More than anything, he points to his long-standing conservative view of federalism as informing his views on issues like abortion and gay rights. The philosophical stance has often led him to stake out lonely positions: he voted against setting a 0.08 blood alcohol level as the national drunken-driving standard, as well as making it a federal crime to carry a gun in or a near a school.

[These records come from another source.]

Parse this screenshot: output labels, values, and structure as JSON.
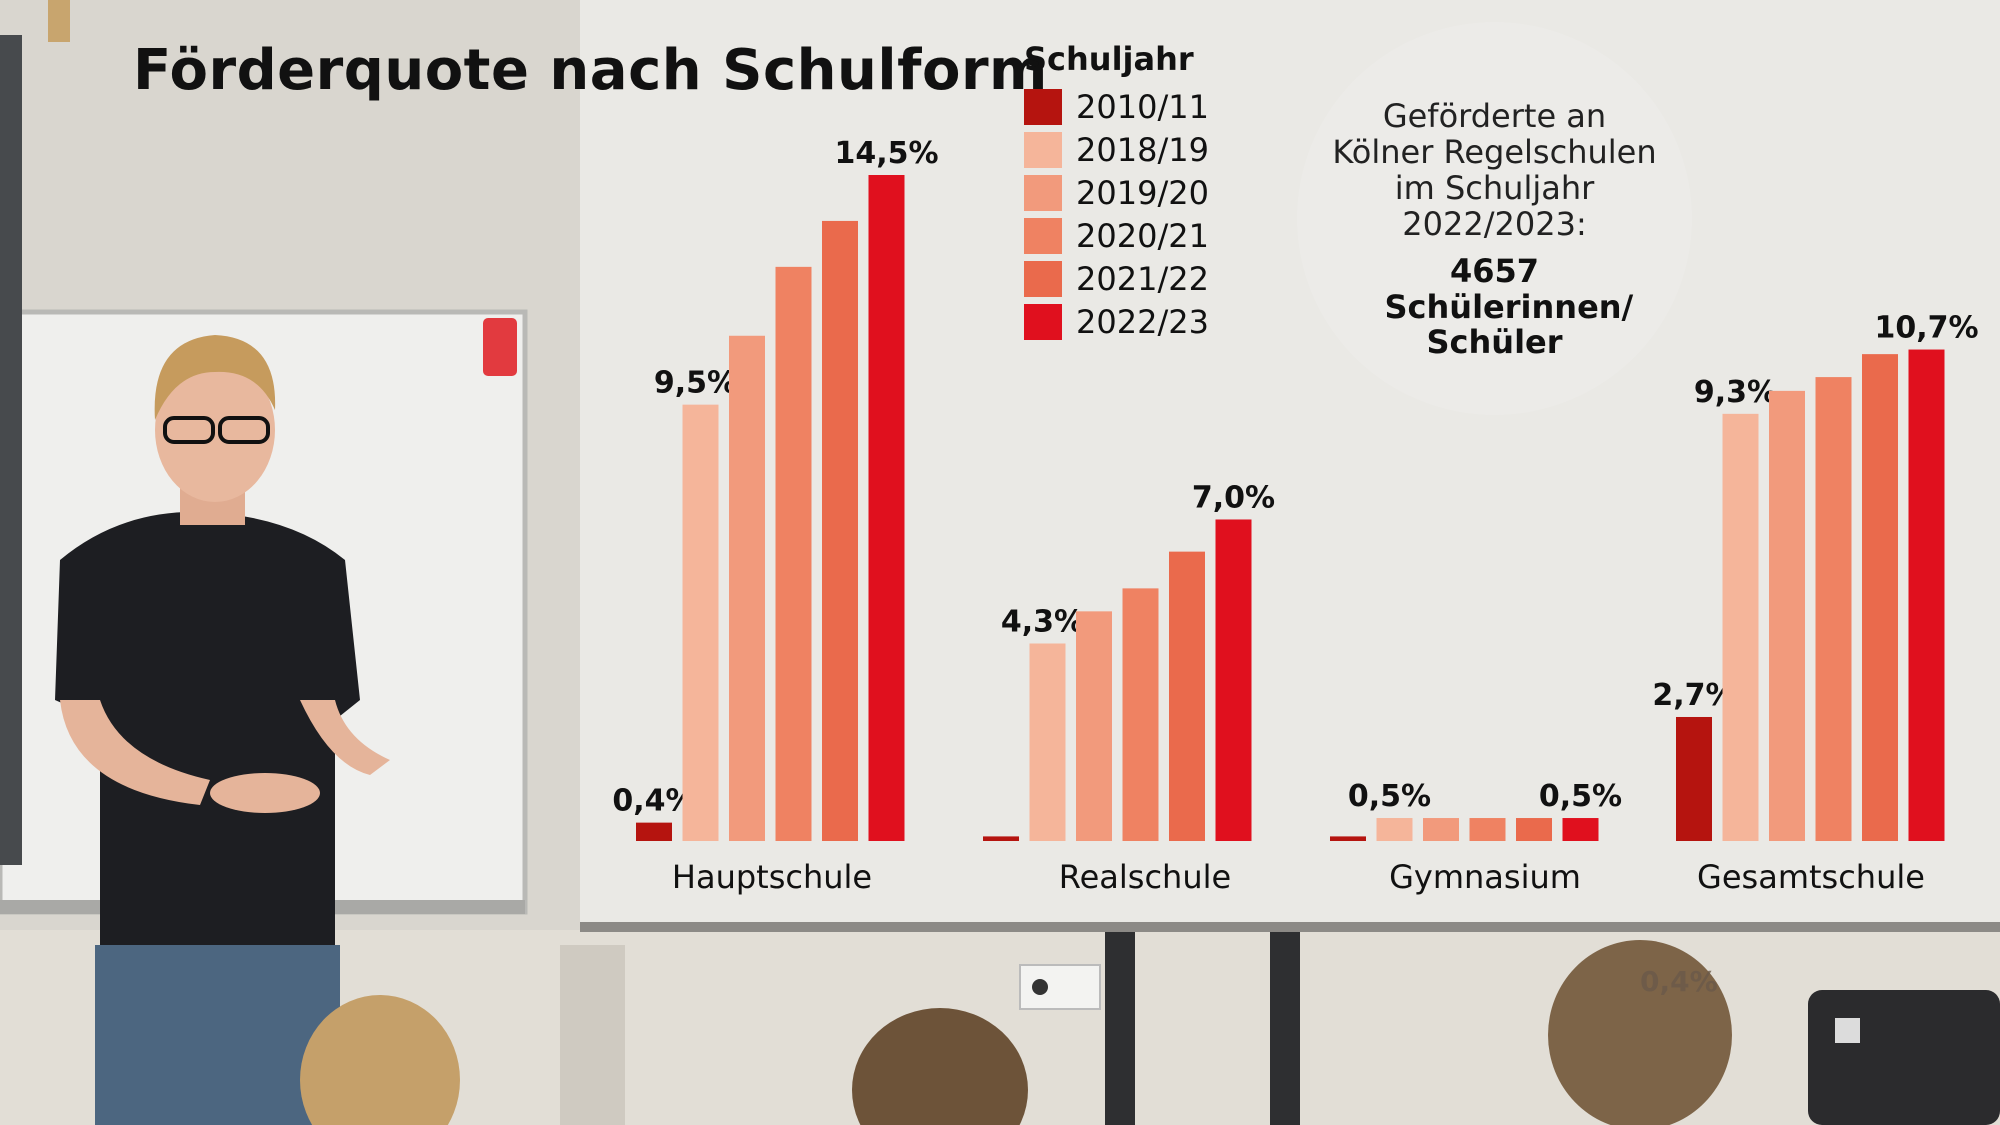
{
  "chart_data": {
    "type": "bar",
    "title": "Förderquote nach Schulform",
    "categories": [
      "Hauptschule",
      "Realschule",
      "Gymnasium",
      "Gesamtschule"
    ],
    "legend_title": "Schuljahr",
    "series": [
      {
        "name": "2010/11",
        "color": "#b5140f",
        "values": [
          0.4,
          0.1,
          0.1,
          2.7
        ]
      },
      {
        "name": "2018/19",
        "color": "#f5b59a",
        "values": [
          9.5,
          4.3,
          0.5,
          9.3
        ]
      },
      {
        "name": "2019/20",
        "color": "#f29a7c",
        "values": [
          11.0,
          5.0,
          0.5,
          9.8
        ]
      },
      {
        "name": "2020/21",
        "color": "#ef8262",
        "values": [
          12.5,
          5.5,
          0.5,
          10.1
        ]
      },
      {
        "name": "2021/22",
        "color": "#ea6a4c",
        "values": [
          13.5,
          6.3,
          0.5,
          10.6
        ]
      },
      {
        "name": "2022/23",
        "color": "#e0101e",
        "values": [
          14.5,
          7.0,
          0.5,
          10.7
        ]
      }
    ],
    "data_labels": [
      {
        "category": 0,
        "series": 0,
        "text": "0,4%"
      },
      {
        "category": 0,
        "series": 1,
        "text": "9,5%"
      },
      {
        "category": 0,
        "series": 5,
        "text": "14,5%"
      },
      {
        "category": 1,
        "series": 1,
        "text": "4,3%"
      },
      {
        "category": 1,
        "series": 5,
        "text": "7,0%"
      },
      {
        "category": 2,
        "series": 1,
        "text": "0,5%"
      },
      {
        "category": 2,
        "series": 5,
        "text": "0,5%"
      },
      {
        "category": 3,
        "series": 0,
        "text": "2,7%"
      },
      {
        "category": 3,
        "series": 1,
        "text": "9,3%"
      },
      {
        "category": 3,
        "series": 5,
        "text": "10,7%"
      }
    ],
    "ylim": [
      0,
      14.5
    ],
    "grid": false,
    "legend_position": "top-center"
  },
  "info_box": {
    "text_lines": [
      "Geförderte an",
      "Kölner Regelschulen",
      "im Schuljahr",
      "2022/2023:"
    ],
    "number": "4657",
    "unit": "Schülerinnen/ Schüler"
  },
  "stray_label": "0,4%"
}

“Thompson, like Reagan, has an acute understanding of federalism,” said Craig Shirley, a conservative consultant and the author of a book on Reagan. “I think the tell-tale vote for me and a lot of conservatives was when he was in the Senate and there was that vote on the D.U.I. limit.”
Still, Mr. Shirley said, it is a mistake to draw too much of a comparison between Reagan and Mr. Thompson, saying that the two men had vastly different relations with the conservative movement. That could prove significant as Mr. Thompson moves to win conservative support against a concerted appeal for the same voters from Mr. McCain, Mr. Romney and Mike Huckabee of Arkansas.
“Long before Reagan won the nomination, he had a 30-year investment in the conservative movement, and Thompson does not,” Mr. Shirley said. “Reagan had so much invested in the movement, and the movement had a lot invested in him. That’s one big difference.”
Adam Nagourney reported from Washington, and Jo Becker from New York.